Zookeeper isn't Modular? No mention of HTCondor+Dagman? No mention of Spark?
I've written a general DAG processor/workflow engine/metascheduler/whatever you want to call it. It's used by various physics and astronomy experiments. I've interfaced it with the Grid/DIRAC, Amazon, LSF, Torque, PBS, SGE, and Crays. There's nothing in it that precludes Docker jobs from running. I've implemented a mixed-mode (Streaming+batch processing + more DAG) version of it which just uses job barriers to do the setup and ZeroMQ for inter-job communication. I think something like Spark's resilient distributed dataset would be nice here as well.
We don't use hadoop because, as was said, because it's narrow in scope and it's not a good general purpose DAG/Workflow Engine/Pipeline.
I think this is a small improvement, but I don't really see it being much better than hadoop, or HTCondor, or Spark.
HTCondor is pretty amazing. I think somebody should be building a modern HTCondor, not a modern Hadoop.
Our feeling is that there's a big difference between having projects like this in the ecosystem and having a canonical implementation that comes preloaded in the software. "Batteries included but removable" is the best phrasing of this we've found (stolen from Docker). I've seen tons of pipeline management tools in the Hadoop ecosystem (even contributed to some) it's not that they're bad it's just that they're not standardized. This winds up being a huge cost because if 2 companies use different pipeline management it gets a lot harder to reuse code.
I think etcd is a pretty good example of this. Etcd is basically a database (that's the way CoreOS describes it) by database standards it's pretty crappy. But it's simple and it's on every CoreOS installation so you can use it without making your software a ton harder to deploy.
Hope this clears some stuff up!
A bug-free, cross platform, rock-solid HTCondor would be great. Sadly the existing HTCondor is a buggy turd. I've fixed some stuff in it and a lot of the code is eye-roll worthy. I can practically guarantee you hours of wondering why something that by any reasonable expectation should be working isn't working, and not giving any meaningful error message.
But like you said, a really solid HTCondor rewrite with the Stork stuff baked in would pretty much be all anyone should need, I think. It's not like you'd even really need to dramatically re-architect the thing. The problems with HTCondor really are mostly just code quality and the user experience.
How big are the data sets? How does it compare with the MapReduce paradigm?
I see there is this Dagman project which sounds similar to some of the newer Big Data frameworks that use a DAG model. I will make an uneducated guess that it deals with lots of computation on smaller sized data (data that fits on a machine). Maybe you have 1 GB or 10 GB of data that you want to run through many (dozens?) of transformations. So you need many computers to do the computation, but not necessarily to store the data.
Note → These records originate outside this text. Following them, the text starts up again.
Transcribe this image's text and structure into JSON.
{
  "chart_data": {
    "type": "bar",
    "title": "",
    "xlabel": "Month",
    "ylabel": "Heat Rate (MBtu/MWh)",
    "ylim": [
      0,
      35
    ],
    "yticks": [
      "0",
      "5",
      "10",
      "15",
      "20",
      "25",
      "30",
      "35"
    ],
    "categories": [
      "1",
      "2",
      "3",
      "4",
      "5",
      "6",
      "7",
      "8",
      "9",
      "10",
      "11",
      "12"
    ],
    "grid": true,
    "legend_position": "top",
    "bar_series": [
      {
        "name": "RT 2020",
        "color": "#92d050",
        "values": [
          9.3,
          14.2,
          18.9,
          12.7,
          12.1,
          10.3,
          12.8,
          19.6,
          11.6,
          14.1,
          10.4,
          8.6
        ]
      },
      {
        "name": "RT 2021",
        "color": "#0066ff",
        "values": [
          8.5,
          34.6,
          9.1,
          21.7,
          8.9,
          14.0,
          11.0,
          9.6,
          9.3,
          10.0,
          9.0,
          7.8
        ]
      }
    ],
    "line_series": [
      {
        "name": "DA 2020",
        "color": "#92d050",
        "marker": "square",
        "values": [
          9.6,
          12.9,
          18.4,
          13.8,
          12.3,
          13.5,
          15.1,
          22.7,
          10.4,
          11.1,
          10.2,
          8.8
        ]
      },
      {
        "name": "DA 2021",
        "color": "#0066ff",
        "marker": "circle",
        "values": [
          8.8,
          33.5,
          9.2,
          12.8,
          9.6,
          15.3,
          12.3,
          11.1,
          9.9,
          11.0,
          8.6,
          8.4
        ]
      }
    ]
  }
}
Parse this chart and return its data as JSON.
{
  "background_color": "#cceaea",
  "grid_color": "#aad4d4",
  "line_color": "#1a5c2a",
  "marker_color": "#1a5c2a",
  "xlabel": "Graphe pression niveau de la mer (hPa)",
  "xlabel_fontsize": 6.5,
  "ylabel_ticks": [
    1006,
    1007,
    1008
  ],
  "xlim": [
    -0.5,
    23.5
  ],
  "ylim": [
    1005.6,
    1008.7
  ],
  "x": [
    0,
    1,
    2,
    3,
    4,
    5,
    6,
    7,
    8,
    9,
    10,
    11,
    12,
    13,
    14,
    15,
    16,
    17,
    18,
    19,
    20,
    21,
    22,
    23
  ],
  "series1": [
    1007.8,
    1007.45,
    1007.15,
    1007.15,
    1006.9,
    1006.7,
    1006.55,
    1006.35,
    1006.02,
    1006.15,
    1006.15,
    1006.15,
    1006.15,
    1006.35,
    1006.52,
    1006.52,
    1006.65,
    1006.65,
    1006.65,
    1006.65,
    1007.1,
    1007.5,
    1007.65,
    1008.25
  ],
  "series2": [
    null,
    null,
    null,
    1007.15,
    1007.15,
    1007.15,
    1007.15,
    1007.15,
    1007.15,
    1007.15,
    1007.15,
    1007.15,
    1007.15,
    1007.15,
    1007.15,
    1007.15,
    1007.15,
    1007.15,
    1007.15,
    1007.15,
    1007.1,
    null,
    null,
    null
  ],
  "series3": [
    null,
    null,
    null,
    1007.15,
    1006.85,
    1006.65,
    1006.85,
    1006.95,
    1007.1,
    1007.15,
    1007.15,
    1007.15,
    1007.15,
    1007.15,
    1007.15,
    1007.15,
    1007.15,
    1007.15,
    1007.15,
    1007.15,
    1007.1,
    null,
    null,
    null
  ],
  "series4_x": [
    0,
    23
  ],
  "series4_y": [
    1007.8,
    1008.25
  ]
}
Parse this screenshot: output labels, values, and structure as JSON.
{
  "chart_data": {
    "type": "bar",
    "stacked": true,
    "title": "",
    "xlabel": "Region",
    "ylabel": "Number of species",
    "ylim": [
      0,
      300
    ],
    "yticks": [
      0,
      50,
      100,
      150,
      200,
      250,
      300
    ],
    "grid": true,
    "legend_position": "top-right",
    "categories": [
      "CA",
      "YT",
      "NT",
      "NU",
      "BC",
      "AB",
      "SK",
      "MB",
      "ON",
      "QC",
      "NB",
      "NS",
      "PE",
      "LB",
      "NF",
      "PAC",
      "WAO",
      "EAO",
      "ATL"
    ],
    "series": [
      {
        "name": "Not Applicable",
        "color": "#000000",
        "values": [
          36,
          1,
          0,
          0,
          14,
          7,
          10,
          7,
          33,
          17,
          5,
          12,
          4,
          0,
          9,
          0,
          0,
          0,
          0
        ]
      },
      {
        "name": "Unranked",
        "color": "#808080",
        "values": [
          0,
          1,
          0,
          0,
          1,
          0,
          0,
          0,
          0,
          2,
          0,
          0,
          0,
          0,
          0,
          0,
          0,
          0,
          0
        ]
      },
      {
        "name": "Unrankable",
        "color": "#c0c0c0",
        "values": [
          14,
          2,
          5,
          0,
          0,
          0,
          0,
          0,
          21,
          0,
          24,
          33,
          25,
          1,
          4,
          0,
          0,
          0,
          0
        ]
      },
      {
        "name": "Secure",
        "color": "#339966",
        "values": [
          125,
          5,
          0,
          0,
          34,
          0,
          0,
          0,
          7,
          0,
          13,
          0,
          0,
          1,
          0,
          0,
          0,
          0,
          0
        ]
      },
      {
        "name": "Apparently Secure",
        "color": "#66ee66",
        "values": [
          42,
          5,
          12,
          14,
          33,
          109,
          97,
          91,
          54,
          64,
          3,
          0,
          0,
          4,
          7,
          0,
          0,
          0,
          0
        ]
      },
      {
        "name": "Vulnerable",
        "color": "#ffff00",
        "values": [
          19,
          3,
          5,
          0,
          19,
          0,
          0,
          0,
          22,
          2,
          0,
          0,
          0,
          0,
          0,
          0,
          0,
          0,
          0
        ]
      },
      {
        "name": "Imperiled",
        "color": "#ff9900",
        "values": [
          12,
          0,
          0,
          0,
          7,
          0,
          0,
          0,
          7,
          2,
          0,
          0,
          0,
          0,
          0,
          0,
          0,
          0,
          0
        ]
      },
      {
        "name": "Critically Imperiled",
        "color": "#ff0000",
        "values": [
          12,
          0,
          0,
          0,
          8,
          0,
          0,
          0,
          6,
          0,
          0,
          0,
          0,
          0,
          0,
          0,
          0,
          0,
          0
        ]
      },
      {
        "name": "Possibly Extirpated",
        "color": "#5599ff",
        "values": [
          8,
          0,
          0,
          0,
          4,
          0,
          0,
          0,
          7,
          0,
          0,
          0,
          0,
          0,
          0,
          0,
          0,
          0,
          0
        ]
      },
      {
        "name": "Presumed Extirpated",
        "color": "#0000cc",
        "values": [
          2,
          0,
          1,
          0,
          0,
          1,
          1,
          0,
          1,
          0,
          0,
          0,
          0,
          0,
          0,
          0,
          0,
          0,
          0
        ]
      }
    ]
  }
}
I would guess another major difference is that there is no shuffle (distributed sort)? That is really what distinguishes MapReduce from simple parallel batch processing -- i.e. the thing that connects the Map and Reduce steps (and one of the harder parts to engineer).
In MapReduce you often have data much bigger than a single machine, e.g. ~100 TB is common, but you are doing relatively little computation on it. Also MapReduce tolerates many node failures and thus scales well (5K+ machines for a single job), and tries to reign in stragglers to reduce completion time.
I am coming from the MapReduce paradigm... I know people were doing "scientific computing" when I was in college but I never got involved in it :-( I'm curious how the workloads differ.